Strange though it seems, these dueling positions actually make sense when you consider the two competing priorities of U.S. Middle East policy ever since September 11. One priority is protecting Israel, about which the president and many administration officials have spoken warmly. The other priority is prosecuting America's own war on terrorism. In the fall, that meant recruiting Middle Eastern members for the coalition against the Taliban; today, it means finding Arab support for the expected war against Saddam Hussein. In either case, it's meant appeasing Arab leaders by making votes and issuing statements critical of Israel -- with clenched teeth, if necessary.
Is this such a bad thing? The fact that Bush's support and sympathy for Israel seems genuine and deeply held -- on Saturday he was, surely, speaking from his heart and not his head -- points to the reality that, when it counts, the United States will be there for the Israelis. But this is no way to conduct foreign policy. When the administration sends out such inconsistent signals, other countries are left to wonder just what Washington really wants -- and whether, for that matter, it even has the resolve to fight for its interests.

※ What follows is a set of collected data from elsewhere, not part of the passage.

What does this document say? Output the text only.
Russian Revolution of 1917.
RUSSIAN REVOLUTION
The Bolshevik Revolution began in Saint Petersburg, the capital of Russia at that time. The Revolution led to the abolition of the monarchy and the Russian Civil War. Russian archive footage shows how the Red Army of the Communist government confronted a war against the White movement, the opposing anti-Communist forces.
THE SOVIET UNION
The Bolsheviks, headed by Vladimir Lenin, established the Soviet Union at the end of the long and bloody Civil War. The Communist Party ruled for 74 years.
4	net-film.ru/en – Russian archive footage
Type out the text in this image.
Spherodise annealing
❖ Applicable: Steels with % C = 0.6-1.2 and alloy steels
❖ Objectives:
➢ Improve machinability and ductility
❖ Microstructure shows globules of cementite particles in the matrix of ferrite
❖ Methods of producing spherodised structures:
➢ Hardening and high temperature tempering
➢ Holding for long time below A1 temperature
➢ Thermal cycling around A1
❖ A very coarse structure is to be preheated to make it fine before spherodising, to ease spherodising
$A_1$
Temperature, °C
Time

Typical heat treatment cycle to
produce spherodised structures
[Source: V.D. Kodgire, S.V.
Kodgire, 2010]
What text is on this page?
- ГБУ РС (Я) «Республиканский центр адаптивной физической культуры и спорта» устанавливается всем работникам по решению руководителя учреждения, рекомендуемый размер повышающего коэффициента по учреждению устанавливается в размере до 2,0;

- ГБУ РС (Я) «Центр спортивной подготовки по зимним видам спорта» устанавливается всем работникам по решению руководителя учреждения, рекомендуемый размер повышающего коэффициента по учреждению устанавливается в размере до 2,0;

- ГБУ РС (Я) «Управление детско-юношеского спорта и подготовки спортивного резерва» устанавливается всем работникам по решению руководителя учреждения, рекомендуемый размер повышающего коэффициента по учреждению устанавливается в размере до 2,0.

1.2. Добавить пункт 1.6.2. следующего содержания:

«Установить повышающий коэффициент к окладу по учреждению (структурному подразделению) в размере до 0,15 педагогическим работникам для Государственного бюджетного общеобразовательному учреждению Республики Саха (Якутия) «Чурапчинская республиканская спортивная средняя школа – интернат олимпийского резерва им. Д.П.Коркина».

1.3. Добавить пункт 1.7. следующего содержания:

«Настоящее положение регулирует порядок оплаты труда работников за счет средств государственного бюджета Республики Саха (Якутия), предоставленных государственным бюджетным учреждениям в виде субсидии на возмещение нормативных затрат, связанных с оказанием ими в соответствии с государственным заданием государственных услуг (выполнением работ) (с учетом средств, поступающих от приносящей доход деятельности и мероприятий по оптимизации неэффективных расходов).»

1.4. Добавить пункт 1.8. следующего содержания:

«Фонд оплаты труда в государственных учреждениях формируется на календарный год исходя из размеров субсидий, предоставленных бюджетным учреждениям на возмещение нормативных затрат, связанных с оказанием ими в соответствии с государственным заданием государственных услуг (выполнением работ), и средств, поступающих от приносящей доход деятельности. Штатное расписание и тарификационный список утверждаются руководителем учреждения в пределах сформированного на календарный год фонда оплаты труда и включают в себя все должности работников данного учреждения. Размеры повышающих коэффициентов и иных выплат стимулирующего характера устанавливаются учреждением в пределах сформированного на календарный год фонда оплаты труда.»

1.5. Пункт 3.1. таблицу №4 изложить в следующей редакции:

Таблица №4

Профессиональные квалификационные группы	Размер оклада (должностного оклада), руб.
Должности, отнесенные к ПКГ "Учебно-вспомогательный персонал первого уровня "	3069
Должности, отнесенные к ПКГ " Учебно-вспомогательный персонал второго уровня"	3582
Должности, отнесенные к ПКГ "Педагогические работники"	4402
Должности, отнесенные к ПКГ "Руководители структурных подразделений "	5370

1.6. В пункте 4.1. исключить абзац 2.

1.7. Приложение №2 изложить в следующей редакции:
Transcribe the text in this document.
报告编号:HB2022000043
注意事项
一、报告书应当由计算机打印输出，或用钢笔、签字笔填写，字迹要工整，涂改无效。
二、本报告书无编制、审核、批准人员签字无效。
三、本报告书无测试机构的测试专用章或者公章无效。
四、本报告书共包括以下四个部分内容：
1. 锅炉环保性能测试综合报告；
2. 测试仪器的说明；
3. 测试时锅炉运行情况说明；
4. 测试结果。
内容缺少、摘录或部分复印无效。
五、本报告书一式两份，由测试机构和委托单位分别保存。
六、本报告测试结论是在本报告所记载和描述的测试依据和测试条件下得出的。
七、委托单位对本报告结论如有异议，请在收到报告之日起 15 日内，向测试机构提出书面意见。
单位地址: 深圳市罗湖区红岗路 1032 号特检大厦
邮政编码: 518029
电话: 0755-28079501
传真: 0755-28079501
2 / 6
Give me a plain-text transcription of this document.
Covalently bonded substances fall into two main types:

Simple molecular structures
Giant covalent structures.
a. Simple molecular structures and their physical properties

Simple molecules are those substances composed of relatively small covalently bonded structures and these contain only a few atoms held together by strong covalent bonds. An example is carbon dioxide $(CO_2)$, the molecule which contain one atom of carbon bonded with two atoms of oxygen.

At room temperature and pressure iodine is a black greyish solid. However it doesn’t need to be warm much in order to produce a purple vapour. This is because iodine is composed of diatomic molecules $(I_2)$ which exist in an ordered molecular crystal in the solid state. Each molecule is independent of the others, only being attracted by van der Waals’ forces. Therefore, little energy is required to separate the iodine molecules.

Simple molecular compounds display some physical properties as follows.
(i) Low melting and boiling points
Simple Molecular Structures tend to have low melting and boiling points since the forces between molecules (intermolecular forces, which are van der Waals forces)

The shame is, this inconsistency is not even necessary. Even if the support of states like Saudi Arabia is truly essential to the American war on terrorism, muddling U.S. foreign policy won't help win it. Rather than put mock-pressure on Israel to appease the Saudis and others who can help in the Iraq effort, the administration would do better to understand that, as William Kristol and Robert Kagan put it, "at the end of the day, the Saudis will support the United States in Iraq not because they like us, and not because we promise them a Palestinian state, but only because we leave them no choice." In the president's own words, the Saudis are either with us or against us; and they should know they will pay a very large price for choosing the latter option.